Eine Strafbarkeit ist jedoch nur dann gegeben, wenn es sich bei der verschwiegenen Verurteilung auf eine in § 6 Abs. 2 Nr. 3 GmbHG erwähnte Straftat handelt, so dass, wenn beispielsweise eine Verurteilung zu einer Geldstrafe wegen einer Tat nach § 6 Abs. 2 Nr. 3 e) GmbHG verschwiegen wird, der Tatbestand des § 82 Abs. 1 Nr. 5 GmbHG nicht erfüllt ist (so: KG Berlin, Urteil vom 08. April 2014 – (1) 121 Ss 25/14 (7/14) –, zitiert nach juris, dort Rn. 12).

 

Ebenso ist eine Strafbarkeit nach § 82 GmbHG nicht gegeben, wenn die Rechtskraft der Verurteilung im Sinne des § 6 Abs. 2 Nr. 3 GmbHG erst nach Bestellung zum Geschäftsführer erfolgt.

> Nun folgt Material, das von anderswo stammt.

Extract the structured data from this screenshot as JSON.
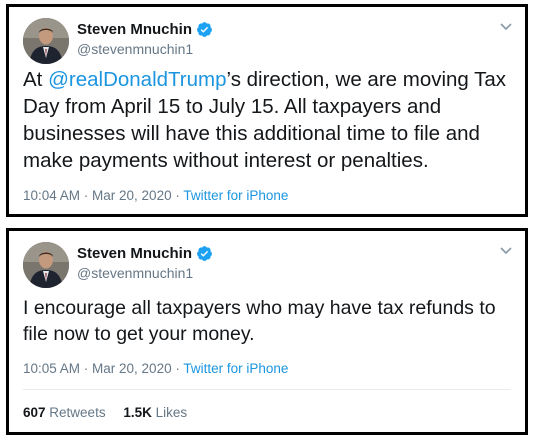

Dies deshalb, weil die Verletzung der Meldepflicht zum Handelsregister nach § 39 Abs. 1 GmbHG nicht strafbar ist.

 

Schlussendlich sei darauf hingewiesen, dass bei der Geschäftsführung durch eine, nach § 6 Abs. 2 Nr. 3 GmbHG ausgeschlossene Personen auch eine Haftung der Gesellschafter für Schäden der Gesellschaft droht. Diese ergibt sich aus § 6 Abs. 5 GmbHG.